You can run all of these calculations in a spreadsheet. But spreadsheets don't force you to think through every assumption, they don't flag when your DSCR is below lender thresholds, and they don't let you test scenarios instantly.

[Underwrite's free STR revenue calculator](/calculator) takes nine inputs — purchase price, ADR, occupancy, operating expenses, down payment, interest rate, loan term, and furnishing budget — and outputs everything covered in this guide: gross revenue, NOI, cash flow, cash-on-cash return, cap rate, DSCR, and break-even occupancy.

It's free, requires no signup, and gives you a complete financial picture in under 30 seconds. Use it before you make your next offer.

---

## Key Takeaways

1. **Gross revenue is not income.** After expenses and debt service, most STR investors keep 15–30% of gross revenue — if the deal is good. Many deals produce negative cash flow.
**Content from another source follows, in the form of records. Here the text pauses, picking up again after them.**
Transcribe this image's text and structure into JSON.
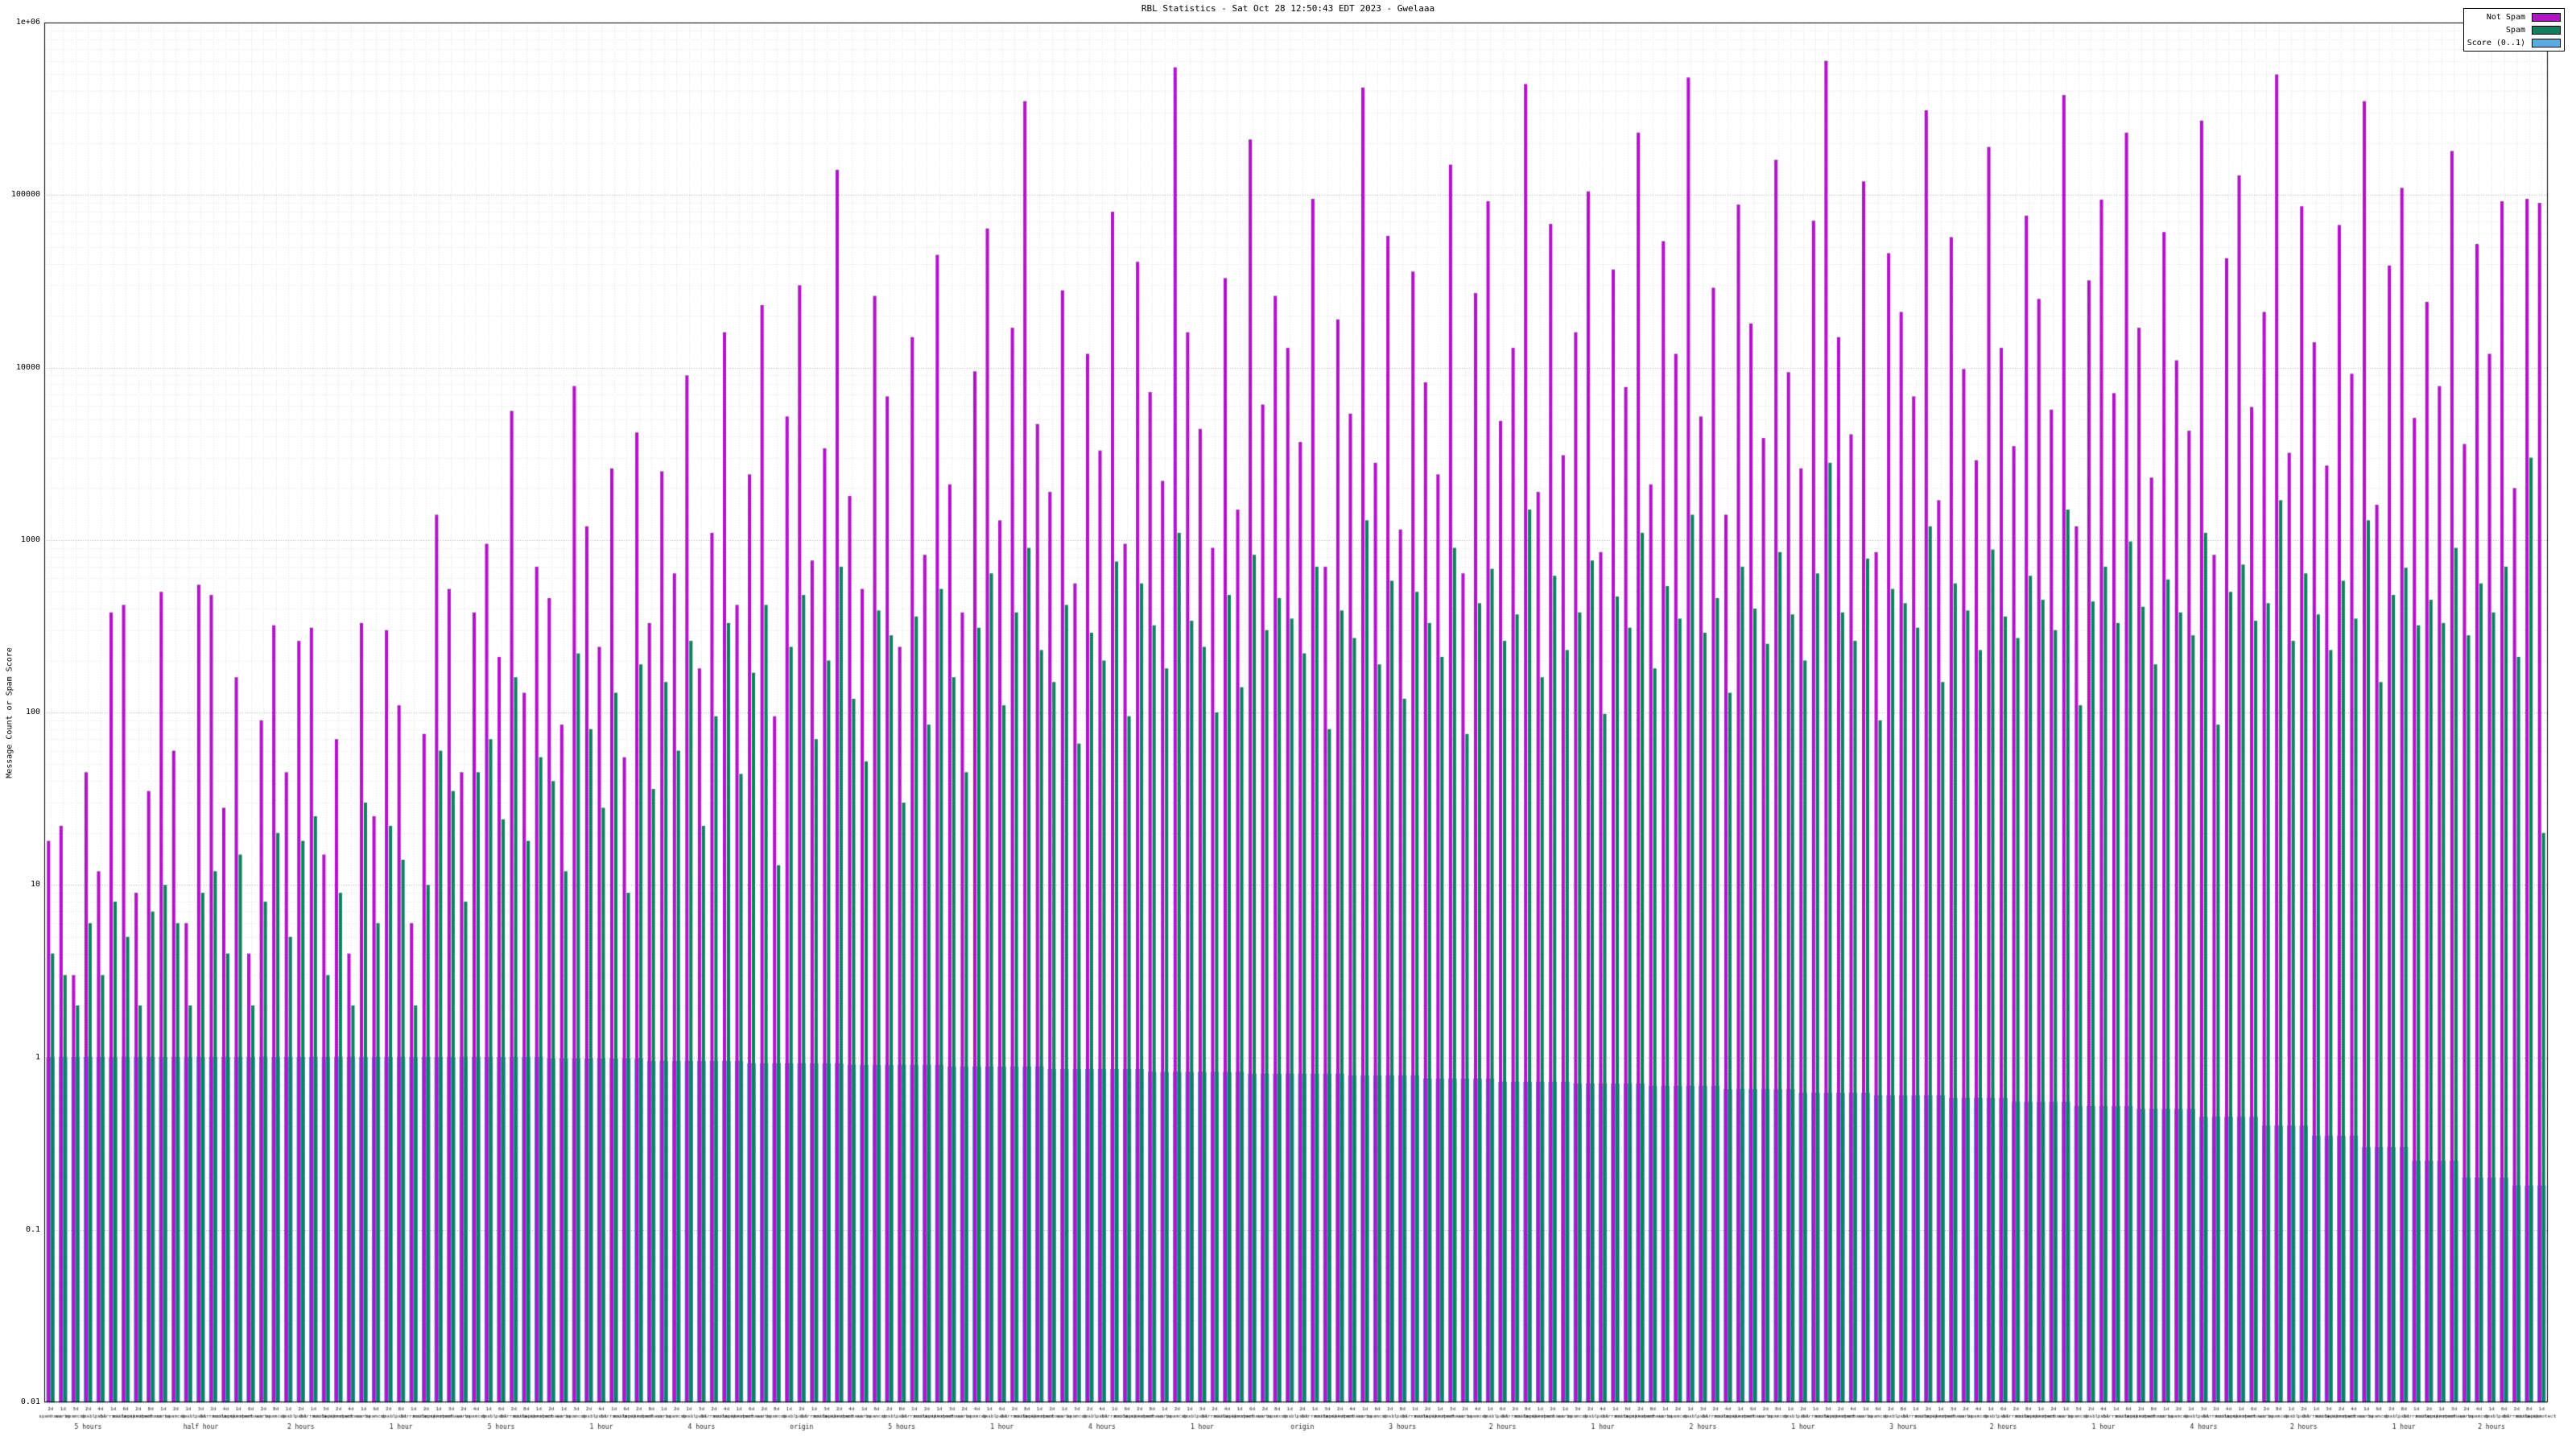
{
  "chart_data": {
    "type": "bar",
    "title": "RBL Statistics - Sat Oct 28 12:50:43 EDT 2023 - Gwelaaa",
    "xlabel": "",
    "ylabel": "Message Count or Spam Score",
    "yscale": "log",
    "ylim": [
      0.01,
      1000000
    ],
    "ytick_labels": [
      "0.01",
      "0.1",
      "1",
      "10",
      "100",
      "1000",
      "10000",
      "100000",
      "1e+06"
    ],
    "grid": true,
    "legend_position": "top-right",
    "legend": [
      {
        "label": "Not Spam",
        "color": "#b213c9"
      },
      {
        "label": "Spam",
        "color": "#0e8060"
      },
      {
        "label": "Score (0..1)",
        "color": "#56aee0"
      }
    ],
    "series": {
      "not_spam": [
        18,
        22,
        3,
        45,
        12,
        380,
        420,
        9,
        35,
        500,
        60,
        6,
        550,
        480,
        28,
        160,
        4,
        90,
        320,
        45,
        260,
        310,
        15,
        70,
        4,
        330,
        25,
        300,
        110,
        6,
        75,
        1400,
        520,
        45,
        380,
        950,
        210,
        5600,
        130,
        700,
        460,
        85,
        7800,
        1200,
        240,
        2600,
        55,
        4200,
        330,
        2500,
        640,
        9000,
        180,
        1100,
        16000,
        420,
        2400,
        23000,
        95,
        5200,
        30000,
        760,
        3400,
        140000,
        1800,
        520,
        26000,
        6800,
        240,
        15000,
        820,
        45000,
        2100,
        380,
        9500,
        64000,
        1300,
        17000,
        350000,
        4700,
        1900,
        28000,
        560,
        12000,
        3300,
        80000,
        950,
        41000,
        7200,
        2200,
        550000,
        16000,
        4400,
        900,
        33000,
        1500,
        210000,
        6100,
        26000,
        13000,
        3700,
        95000,
        700,
        19000,
        5400,
        420000,
        2800,
        58000,
        1150,
        36000,
        8200,
        2400,
        150000,
        640,
        27000,
        92000,
        4900,
        13000,
        440000,
        1900,
        68000,
        3100,
        16000,
        105000,
        850,
        37000,
        7700,
        230000,
        2100,
        54000,
        12000,
        480000,
        5200,
        29000,
        1400,
        88000,
        18000,
        3900,
        160000,
        9400,
        2600,
        71000,
        600000,
        15000,
        4100,
        120000,
        850,
        46000,
        21000,
        6800,
        310000,
        1700,
        57000,
        9800,
        2900,
        190000,
        13000,
        3500,
        76000,
        25000,
        5700,
        380000,
        1200,
        32000,
        94000,
        7100,
        230000,
        17000,
        2300,
        61000,
        11000,
        4300,
        270000,
        820,
        43000,
        130000,
        5900,
        21000,
        500000,
        3200,
        86000,
        14000,
        2700,
        67000,
        9200,
        350000,
        1600,
        39000,
        110000,
        5100,
        24000,
        7800,
        180000,
        3600,
        52000,
        12000,
        92000,
        2000,
        95000,
        90000
      ],
      "spam": [
        4,
        3,
        2,
        6,
        3,
        8,
        5,
        2,
        7,
        10,
        6,
        2,
        9,
        12,
        4,
        15,
        2,
        8,
        20,
        5,
        18,
        25,
        3,
        9,
        2,
        30,
        6,
        22,
        14,
        2,
        10,
        60,
        35,
        8,
        45,
        70,
        24,
        160,
        18,
        55,
        40,
        12,
        220,
        80,
        28,
        130,
        9,
        190,
        36,
        150,
        60,
        260,
        22,
        95,
        330,
        44,
        170,
        420,
        13,
        240,
        480,
        70,
        200,
        700,
        120,
        52,
        390,
        280,
        30,
        360,
        85,
        520,
        160,
        45,
        310,
        640,
        110,
        380,
        900,
        230,
        150,
        420,
        66,
        290,
        200,
        750,
        95,
        560,
        320,
        180,
        1100,
        340,
        240,
        100,
        480,
        140,
        820,
        300,
        460,
        350,
        220,
        700,
        80,
        390,
        270,
        1300,
        190,
        580,
        120,
        500,
        330,
        210,
        900,
        75,
        430,
        680,
        260,
        370,
        1500,
        160,
        620,
        230,
        380,
        760,
        98,
        470,
        310,
        1100,
        180,
        540,
        350,
        1400,
        290,
        460,
        130,
        700,
        400,
        250,
        850,
        370,
        200,
        640,
        2800,
        380,
        260,
        780,
        90,
        520,
        430,
        310,
        1200,
        150,
        560,
        390,
        230,
        880,
        360,
        270,
        620,
        450,
        300,
        1500,
        110,
        440,
        700,
        330,
        980,
        410,
        190,
        590,
        380,
        280,
        1100,
        85,
        500,
        720,
        340,
        430,
        1700,
        260,
        640,
        370,
        230,
        580,
        350,
        1300,
        150,
        480,
        690,
        320,
        450,
        330,
        900,
        280,
        560,
        380,
        700,
        210,
        3000,
        20
      ],
      "score_runs": [
        [
          1.0,
          40
        ],
        [
          0.98,
          8
        ],
        [
          0.95,
          8
        ],
        [
          0.92,
          8
        ],
        [
          0.9,
          8
        ],
        [
          0.88,
          8
        ],
        [
          0.85,
          8
        ],
        [
          0.82,
          8
        ],
        [
          0.8,
          8
        ],
        [
          0.78,
          6
        ],
        [
          0.75,
          6
        ],
        [
          0.72,
          6
        ],
        [
          0.7,
          6
        ],
        [
          0.68,
          6
        ],
        [
          0.65,
          6
        ],
        [
          0.62,
          6
        ],
        [
          0.6,
          6
        ],
        [
          0.58,
          5
        ],
        [
          0.55,
          5
        ],
        [
          0.52,
          5
        ],
        [
          0.5,
          5
        ],
        [
          0.45,
          5
        ],
        [
          0.4,
          4
        ],
        [
          0.35,
          4
        ],
        [
          0.3,
          4
        ],
        [
          0.25,
          4
        ],
        [
          0.2,
          4
        ],
        [
          0.18,
          3
        ]
      ]
    },
    "x_axis": {
      "row1_cycle": [
        "2d",
        "1d",
        "3d",
        "2d",
        "4d",
        "1d",
        "6d",
        "2d",
        "8d",
        "1d"
      ],
      "row2_cycle": [
        "spamhaus",
        "sorbs",
        "spamcop",
        "dnsbl",
        "psbl",
        "barracuda",
        "mailspike",
        "uceprotect"
      ],
      "group_labels": [
        {
          "pos": 3,
          "label": "5 hours"
        },
        {
          "pos": 12,
          "label": "half hour"
        },
        {
          "pos": 20,
          "label": "2 hours"
        },
        {
          "pos": 28,
          "label": "1 hour"
        },
        {
          "pos": 36,
          "label": "5 hours"
        },
        {
          "pos": 44,
          "label": "1 hour"
        },
        {
          "pos": 52,
          "label": "4 hours"
        },
        {
          "pos": 60,
          "label": "origin"
        },
        {
          "pos": 68,
          "label": "5 hours"
        },
        {
          "pos": 76,
          "label": "1 hour"
        },
        {
          "pos": 84,
          "label": "4 hours"
        },
        {
          "pos": 92,
          "label": "1 hour"
        },
        {
          "pos": 100,
          "label": "origin"
        },
        {
          "pos": 108,
          "label": "3 hours"
        },
        {
          "pos": 116,
          "label": "2 hours"
        },
        {
          "pos": 124,
          "label": "1 hour"
        },
        {
          "pos": 132,
          "label": "2 hours"
        },
        {
          "pos": 140,
          "label": "1 hour"
        },
        {
          "pos": 148,
          "label": "3 hours"
        },
        {
          "pos": 156,
          "label": "2 hours"
        },
        {
          "pos": 164,
          "label": "1 hour"
        },
        {
          "pos": 172,
          "label": "4 hours"
        },
        {
          "pos": 180,
          "label": "2 hours"
        },
        {
          "pos": 188,
          "label": "1 hour"
        },
        {
          "pos": 195,
          "label": "2 hours"
        }
      ]
    }
  }
}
2. **Operating expenses are higher than you think.** STR expense ratios run 40–75% of gross revenue. Cleaning, furnishing reserves, and STR insurance are the three most commonly underestimated categories.

3. **Always model debt service.** A property with great NOI can still be a terrible deal at the wrong price or interest rate. DSCR is the quickest way to check if the financing structure works.

4. **Cash-on-cash return is the metric that matters.** It tells you what you're actually earning on the money you put in. Target 8–15% for a deal worth the effort.

5. **Test your assumptions.** Run your deal at 70% and 80% of your revenue estimate. If the deal breaks at 80%, the margin of safety isn't there.